House Freedom Caucus Gets Ball Rolling to End ‘Diversity’ Visa Lottery

The Diversity Visa Lottery may be one step closer to ending Monday with a vote of the membership of the House Freedom Caucus.

The lottery is an offshoot of a 1980s Ted Kennedy brainchild that brings 50,000 migrants a year into the United States for no reason other than there not being large numbers of people from their country here.

Ongoing efforts to end the visa lottery gained a new urgency when it became clear Uzbekistan-born New York City truck terror suspect Sayfullo Saipov used the program to enter, get his green card, and then use the “chain migration” policies of the 1965 Immigration Act to serve as the “primary point of contact” for 23 additional people.

The SAFE Act, introduced in February by Freedom Caucus member Rep. Bill Posey (R-FL), would cleanly eliminate the lottery. Monday night, his three dozen fellow caucus members voted to back the bill. The Freedom Caucus issued a statement following the vote that read:

In the wake of the recent terrorist attack in New York City, we call on House leadership to follow President Trump’s call to end the diversity visa lottery program. We should have an up-or-down stand-alone vote on [the SAFE Act] and send it to the Senate. As President Trump said, It’s time to get tougher and smarter on immigration.

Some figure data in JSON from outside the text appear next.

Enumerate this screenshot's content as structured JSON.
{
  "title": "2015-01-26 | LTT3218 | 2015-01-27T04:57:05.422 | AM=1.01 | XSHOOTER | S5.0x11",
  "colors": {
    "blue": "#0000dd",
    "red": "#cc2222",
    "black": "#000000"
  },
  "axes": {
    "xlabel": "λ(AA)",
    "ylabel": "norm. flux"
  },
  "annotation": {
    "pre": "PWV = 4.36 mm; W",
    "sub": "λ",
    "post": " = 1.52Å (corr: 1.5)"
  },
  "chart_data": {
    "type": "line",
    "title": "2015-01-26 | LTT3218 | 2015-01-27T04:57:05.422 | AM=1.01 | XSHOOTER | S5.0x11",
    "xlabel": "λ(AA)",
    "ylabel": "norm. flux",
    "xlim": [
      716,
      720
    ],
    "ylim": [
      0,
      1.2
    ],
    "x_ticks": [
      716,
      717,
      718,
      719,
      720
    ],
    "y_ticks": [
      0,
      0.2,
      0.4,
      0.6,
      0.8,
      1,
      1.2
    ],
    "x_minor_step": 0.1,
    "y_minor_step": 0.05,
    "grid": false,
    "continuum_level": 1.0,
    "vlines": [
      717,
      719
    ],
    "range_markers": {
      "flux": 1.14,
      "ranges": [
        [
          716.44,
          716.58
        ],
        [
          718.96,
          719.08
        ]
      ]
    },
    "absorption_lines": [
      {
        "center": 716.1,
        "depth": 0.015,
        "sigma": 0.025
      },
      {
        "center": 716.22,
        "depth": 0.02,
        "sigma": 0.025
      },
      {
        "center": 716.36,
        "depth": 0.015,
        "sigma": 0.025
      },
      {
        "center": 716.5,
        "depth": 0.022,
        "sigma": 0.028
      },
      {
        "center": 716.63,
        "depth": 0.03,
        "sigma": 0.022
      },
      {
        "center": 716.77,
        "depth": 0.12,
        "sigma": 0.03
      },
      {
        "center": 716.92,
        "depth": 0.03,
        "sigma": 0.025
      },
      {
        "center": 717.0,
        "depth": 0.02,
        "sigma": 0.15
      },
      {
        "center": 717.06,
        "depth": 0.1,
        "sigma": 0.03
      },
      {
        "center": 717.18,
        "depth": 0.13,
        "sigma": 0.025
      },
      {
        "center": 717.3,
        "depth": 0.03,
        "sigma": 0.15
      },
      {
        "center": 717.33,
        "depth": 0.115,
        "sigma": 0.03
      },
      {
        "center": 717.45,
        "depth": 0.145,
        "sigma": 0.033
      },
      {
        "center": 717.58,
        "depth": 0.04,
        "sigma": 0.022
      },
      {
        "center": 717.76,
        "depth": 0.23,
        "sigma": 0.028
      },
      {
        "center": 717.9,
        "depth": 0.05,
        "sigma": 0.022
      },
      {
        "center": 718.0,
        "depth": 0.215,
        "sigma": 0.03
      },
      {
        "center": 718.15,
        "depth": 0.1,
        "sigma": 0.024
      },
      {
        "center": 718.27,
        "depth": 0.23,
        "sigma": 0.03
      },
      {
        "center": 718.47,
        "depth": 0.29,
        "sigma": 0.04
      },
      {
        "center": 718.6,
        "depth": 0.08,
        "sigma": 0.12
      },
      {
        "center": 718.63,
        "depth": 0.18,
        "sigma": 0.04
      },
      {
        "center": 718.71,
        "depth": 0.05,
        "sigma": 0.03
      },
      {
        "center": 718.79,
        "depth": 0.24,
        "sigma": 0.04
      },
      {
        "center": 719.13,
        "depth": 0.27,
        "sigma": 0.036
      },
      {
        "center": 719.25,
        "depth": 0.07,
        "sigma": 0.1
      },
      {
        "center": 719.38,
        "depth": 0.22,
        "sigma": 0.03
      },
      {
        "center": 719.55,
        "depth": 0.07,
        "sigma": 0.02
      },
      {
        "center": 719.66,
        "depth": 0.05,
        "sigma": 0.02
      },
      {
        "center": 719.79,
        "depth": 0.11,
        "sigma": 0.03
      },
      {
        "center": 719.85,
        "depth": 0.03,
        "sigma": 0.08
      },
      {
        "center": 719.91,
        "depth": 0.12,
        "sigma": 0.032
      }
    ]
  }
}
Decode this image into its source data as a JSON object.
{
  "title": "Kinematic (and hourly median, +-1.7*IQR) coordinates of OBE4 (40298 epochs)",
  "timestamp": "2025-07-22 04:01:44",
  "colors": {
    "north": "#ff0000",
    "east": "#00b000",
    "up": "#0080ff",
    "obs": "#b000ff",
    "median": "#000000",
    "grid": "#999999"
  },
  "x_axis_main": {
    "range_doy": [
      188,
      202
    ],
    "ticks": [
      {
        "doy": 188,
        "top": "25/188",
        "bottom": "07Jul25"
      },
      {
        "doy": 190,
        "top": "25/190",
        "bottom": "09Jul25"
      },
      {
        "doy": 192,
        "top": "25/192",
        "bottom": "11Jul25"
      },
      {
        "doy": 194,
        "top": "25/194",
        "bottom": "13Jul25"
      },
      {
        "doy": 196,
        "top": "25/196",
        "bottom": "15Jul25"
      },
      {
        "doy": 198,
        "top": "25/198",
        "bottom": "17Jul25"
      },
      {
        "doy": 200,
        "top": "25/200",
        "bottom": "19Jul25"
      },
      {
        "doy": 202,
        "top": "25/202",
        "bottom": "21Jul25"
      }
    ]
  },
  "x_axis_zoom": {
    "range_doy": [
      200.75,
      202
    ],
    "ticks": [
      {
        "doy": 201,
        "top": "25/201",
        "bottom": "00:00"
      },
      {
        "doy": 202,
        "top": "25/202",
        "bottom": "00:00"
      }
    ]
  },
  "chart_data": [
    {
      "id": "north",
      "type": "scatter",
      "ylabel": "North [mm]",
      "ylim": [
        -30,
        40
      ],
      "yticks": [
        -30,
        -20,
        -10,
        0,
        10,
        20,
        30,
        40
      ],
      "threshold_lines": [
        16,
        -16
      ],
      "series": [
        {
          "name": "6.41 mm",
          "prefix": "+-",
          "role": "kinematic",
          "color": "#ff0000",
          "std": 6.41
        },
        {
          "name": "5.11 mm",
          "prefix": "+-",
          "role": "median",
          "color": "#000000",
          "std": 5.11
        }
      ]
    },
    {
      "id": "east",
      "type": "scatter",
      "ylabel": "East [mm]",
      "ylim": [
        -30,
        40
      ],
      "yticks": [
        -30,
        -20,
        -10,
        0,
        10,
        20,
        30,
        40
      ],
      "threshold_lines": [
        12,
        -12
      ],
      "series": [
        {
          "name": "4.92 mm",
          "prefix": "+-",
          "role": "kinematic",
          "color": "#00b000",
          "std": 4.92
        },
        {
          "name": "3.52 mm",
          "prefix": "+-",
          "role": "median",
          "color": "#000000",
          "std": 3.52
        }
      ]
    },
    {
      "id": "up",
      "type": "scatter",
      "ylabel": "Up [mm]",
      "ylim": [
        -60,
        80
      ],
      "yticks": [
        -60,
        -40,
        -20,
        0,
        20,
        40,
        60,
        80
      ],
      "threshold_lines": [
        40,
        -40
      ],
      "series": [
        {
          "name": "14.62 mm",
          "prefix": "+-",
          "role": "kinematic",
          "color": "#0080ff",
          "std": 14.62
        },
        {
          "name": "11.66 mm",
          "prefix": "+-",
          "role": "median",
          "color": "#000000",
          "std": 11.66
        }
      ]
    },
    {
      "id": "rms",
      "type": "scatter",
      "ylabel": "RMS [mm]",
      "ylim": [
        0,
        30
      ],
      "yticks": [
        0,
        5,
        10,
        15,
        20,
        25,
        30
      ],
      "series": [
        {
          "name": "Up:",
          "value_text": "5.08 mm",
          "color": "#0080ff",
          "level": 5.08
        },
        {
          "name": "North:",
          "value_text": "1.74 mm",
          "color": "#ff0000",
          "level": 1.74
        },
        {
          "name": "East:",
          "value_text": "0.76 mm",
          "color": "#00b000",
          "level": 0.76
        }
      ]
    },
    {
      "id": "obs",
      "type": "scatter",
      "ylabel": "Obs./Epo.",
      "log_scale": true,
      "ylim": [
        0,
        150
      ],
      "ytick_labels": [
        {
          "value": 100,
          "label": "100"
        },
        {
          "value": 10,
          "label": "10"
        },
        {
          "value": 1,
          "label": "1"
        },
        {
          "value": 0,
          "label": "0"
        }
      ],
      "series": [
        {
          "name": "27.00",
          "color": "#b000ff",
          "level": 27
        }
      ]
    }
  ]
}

The bill will still have to pass through the House Judiciary Committee to get an up-or-down vote on the House floor.

The visa lottery was originally implemented in the Immigration and Nationality Act of 1990 to randomize a 1987 ploy by Sen. Ted Kennedy (D-MA) to allow primarily Irish and Northern Irish immigrants an easier time getting green cards after the 1965 Act banned simply allowing more or fewer immigrants based on national origin.

It has since become a magnet for 14 million green card seekers a year, with no other qualifications to come to the United States to try their luck.  It has also been a frequent target of fraud and abuse. Those who become citizens – or, like Saipov, permenent residents of the United States –can then use chain migration to bring in those they claim are extended family, which is notoriously difficult to verify.

A Center for Immigration Studies report released Friday indicates that, since 1994, five million foreigners have gotten green cards through chain migration from Diversity Visa Lottery winners.